Populations not providers. This is the first significant retrenchment in state health and human services programming since the Great Recession of 2008. The Affordable Care Act and even the COVID pandemic years were periods of significantly increased public funding for health care. That spending has engendered a delivery system that depends on this money. Officials in the coming months and years will be besieged by health care providers threatening employee layoffs and facility closures if their funding is not maintained or increased.  

Providers’ interests, however, are not the same as those of people receiving services and the state’s job is not to keep them doing what they have been doing  Policy is fundamentally about prioritizing resource allocations, and programs should be funded based on evidence of what will address the identified needs, not the claims of well-connected lobbyists, providers defending their revenue streams, or even individual patient’s stories.   

Finally, government should not skimp on oversight of the programs and the providers that deliver them. Health care comprises 20% or more of most local economies, and constitutes two of the top three government expenditure categories. As they do for their banks and insurers, states should conduct their own analyses to assess the financial health of health providers and adequacy of payments, and not rely on anecdotes and unsubstantiated claims.  

Processes that Inspire Trust…Implemented with Craft. Public trust in government is cratering but good leadership can reestablish it. Transparency, humility, persistence, accountability and consistency, it turns out, are not only good practices for building healthy relationships but also for trustworthy deliberative processes. Leaders must model these attributes in their work, and embrace strategy as well. What evidence-based analysis — articulated with authority — will make the case for prioritizing a particular need and response? How can strategic communications and efforts to include the voices of affected groups — who often lack access to the tables where these discussions occur — balance the scales of power and build public support?    

Learn from Others. States are often convinced of their particularity. More work, fewer resources, and a weakened federal partnership intensify the instinct for state officials to muddle through on their own. One of the lessons from COVID — a time of similar stress on states — however was that these occasions are when collaboration and solidarity with colleagues, particularly in the same geographic region, are most needed to identify innovative practices and share services.  
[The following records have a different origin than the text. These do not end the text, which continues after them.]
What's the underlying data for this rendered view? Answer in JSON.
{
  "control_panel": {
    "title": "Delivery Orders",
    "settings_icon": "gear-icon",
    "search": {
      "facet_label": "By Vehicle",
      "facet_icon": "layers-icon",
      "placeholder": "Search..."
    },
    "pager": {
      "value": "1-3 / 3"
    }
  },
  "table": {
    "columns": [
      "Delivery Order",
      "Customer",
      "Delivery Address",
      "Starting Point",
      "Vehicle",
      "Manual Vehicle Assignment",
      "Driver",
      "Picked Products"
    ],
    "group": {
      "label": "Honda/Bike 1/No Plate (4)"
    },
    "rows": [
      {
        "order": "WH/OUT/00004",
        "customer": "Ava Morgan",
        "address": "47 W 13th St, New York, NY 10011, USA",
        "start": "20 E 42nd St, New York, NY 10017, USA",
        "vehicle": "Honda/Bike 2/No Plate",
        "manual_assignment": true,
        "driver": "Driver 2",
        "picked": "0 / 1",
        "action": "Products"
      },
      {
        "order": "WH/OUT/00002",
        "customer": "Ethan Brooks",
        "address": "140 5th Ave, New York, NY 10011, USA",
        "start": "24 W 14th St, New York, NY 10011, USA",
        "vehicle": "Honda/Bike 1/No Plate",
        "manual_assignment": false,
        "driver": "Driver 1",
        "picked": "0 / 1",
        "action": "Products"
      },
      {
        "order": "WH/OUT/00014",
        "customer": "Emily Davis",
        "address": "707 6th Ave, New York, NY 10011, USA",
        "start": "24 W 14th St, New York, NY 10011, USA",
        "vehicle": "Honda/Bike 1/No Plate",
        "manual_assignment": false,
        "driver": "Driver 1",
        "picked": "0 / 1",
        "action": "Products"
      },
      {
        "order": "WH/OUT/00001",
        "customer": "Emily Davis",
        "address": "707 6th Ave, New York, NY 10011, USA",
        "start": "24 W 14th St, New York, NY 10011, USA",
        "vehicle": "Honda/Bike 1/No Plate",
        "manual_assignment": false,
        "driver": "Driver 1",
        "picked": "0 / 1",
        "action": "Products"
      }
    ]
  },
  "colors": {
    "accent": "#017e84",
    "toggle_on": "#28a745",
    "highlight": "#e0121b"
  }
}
Perspectives and Hope. Regardless of the uniforms they wear —  red, blue, or even brown — leaders must remind their colleagues of both the threats and the opportunities presented; that governments and communities have weathered periods of retrenchment and conflict before — whether it was the Reagan-era privatization of public services, Bill Clinton’s pledge to “end welfare as we know it,” or the 2008 recession that increased the number of people needing public services just as tax collections decreased. Yes, it will be rough, but we have seen storms before.  

Perhaps most importantly, leaders must create a sense of purpose and hope — for both the organizations they lead and the people they serve. They must communicate that the work they are directing is important; that improvement is possible; and hard things are worth doing well. 

The hundreds of government staff who apply to the Milbank Memorial Fund’s leadership programs remind us at the Fund that there is meaning in public service beyond mere status or salary. It’s found in the work of stewarding limited resources and making difficult choices to help all people to thrive. One can make a difference. 

These current and future leaders also give us hope. Through flawed yet functioning governments that work to provide security, services and opportunities, individuals and families in local communities — regardless of the national storms of polarization, posturing, and pusillanimity — will indeed work to make things better for themselves and one another.